Frequency Range: The frequency range of gravitational waves emitted by supermassive objects is lower compared to those produced by binary systems. The sensitivity of gravitational wave detectors, such as the Laser Interferometer Gravitational-Wave Observatory (LIGO) and the Virgo detector, is optimized for detecting higher-frequency gravitational waves. Supermassive objects generate gravitational waves at lower frequencies, requiring detectors with lower-frequency sensitivity, such as the proposed Laser Interferometer Space Antenna (LISA), to have a better chance of detection.
Distance: Supermassive objects are typically located at significant distances from us, within galaxies millions or billions of light-years away. Gravitational waves become weaker as they propagate through space, and by the time they reach us, their signal strength is further diminished. This makes it challenging to detect gravitational waves originating from supermassive objects due to their weakened state by the time they reach Earth.
Instrumentation: The technology and sensitivity of gravitational wave detectors have significantly advanced over the past few decades. The first direct detection of gravitational waves was made in 2015, and since then, the detectors have undergone improvements. With each upgrade, the sensitivity and range of detection have improved, increasing the chances of detecting weaker signals from supermassive objects in the future.
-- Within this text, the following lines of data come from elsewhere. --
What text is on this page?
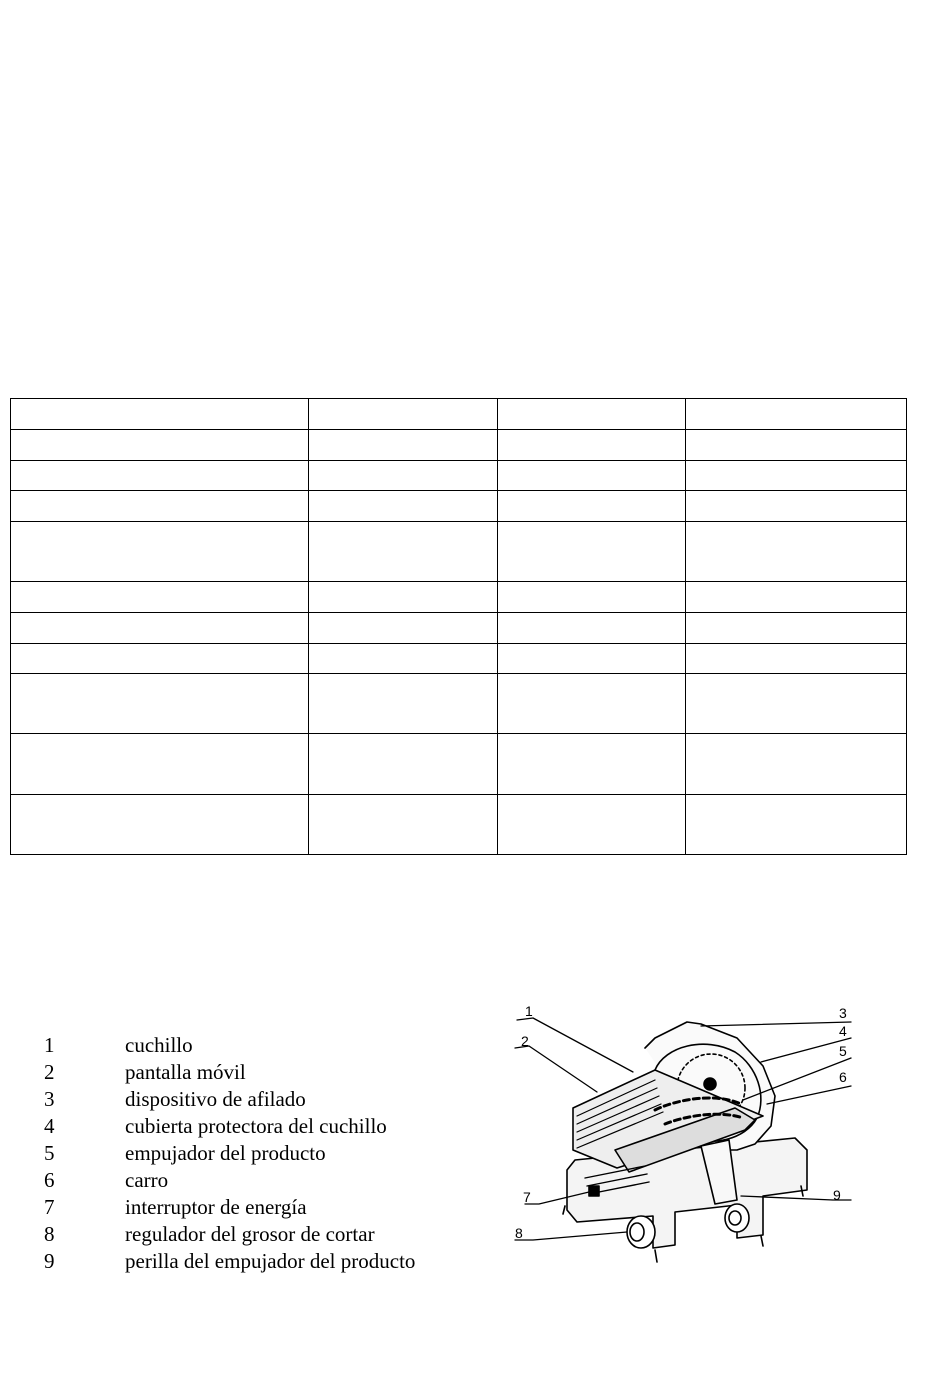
1	cuchillo
2	pantalla móvil
3	dispositivo de afilado
4	cubierta protectora del cuchillo
5	empujador del producto
6	carro
7	interruptor de energía
8	regulador del grosor de cortar
9	perilla del empujador del producto
1
2
3
4
5
6
7
8
9
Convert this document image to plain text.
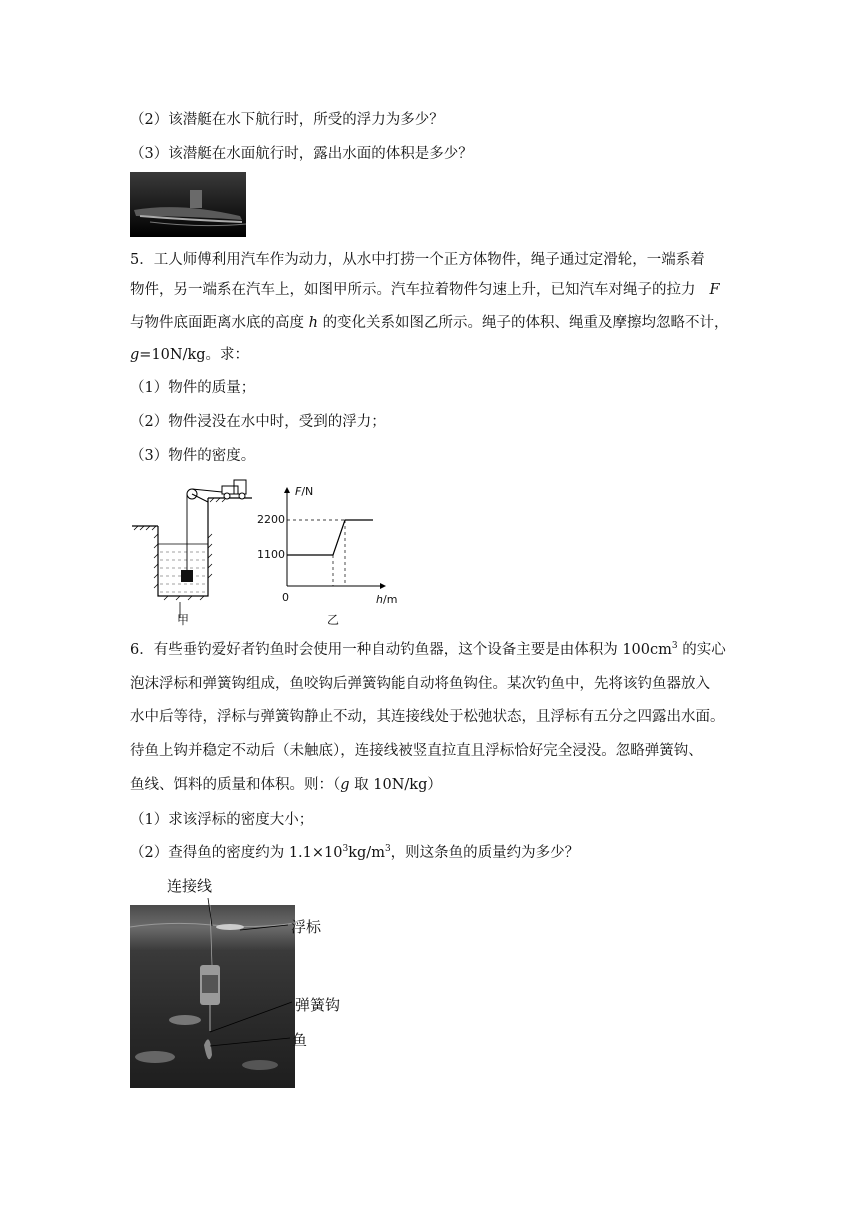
（2）该潜艇在水下航行时，所受的浮力为多少？
（3）该潜艇在水面航行时，露出水面的体积是多少？
5．工人师傅利用汽车作为动力，从水中打捞一个正方体物件，绳子通过定滑轮，一端系着
物件，另一端系在汽车上，如图甲所示。汽车拉着物件匀速上升，已知汽车对绳子的拉力 F
与物件底面距离水底的高度 h 的变化关系如图乙所示。绳子的体积、绳重及摩擦均忽略不计，
g=10N/kg。求：
（1）物件的质量；
（2）物件浸没在水中时，受到的浮力；
（3）物件的密度。
甲
F/N
2200
1100
0	h/m
乙
6．有些垂钓爱好者钓鱼时会使用一种自动钓鱼器，这个设备主要是由体积为 $100cm^3$ 的实心
泡沫浮标和弹簧钩组成，鱼咬钩后弹簧钩能自动将鱼钩住。某次钓鱼中，先将该钓鱼器放入
水中后等待，浮标与弹簧钩静止不动，其连接线处于松弛状态，且浮标有五分之四露出水面。
待鱼上钩并稳定不动后（未触底），连接线被竖直拉直且浮标恰好完全浸没。忽略弹簧钩、
鱼线、饵料的质量和体积。则：（g 取 10N/kg）
（1）求该浮标的密度大小；
（2）查得鱼的密度约为 $1.1\times 10^3kg/m^3$，则这条鱼的质量约为多少？
连接线
浮标
弹簧钩
鱼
It's important to note that efforts are underway to detect gravitational waves from supermassive objects. Future missions like LISA, a space-based gravitational wave observatory planned for launch in the 2030s, are specifically designed to detect lower-frequency gravitational waves, including those from supermassive black holes. These missions, along with advancements in technology and analysis techniques, may enhance our ability to detect gravitational waves from supermassive objects in the coming years.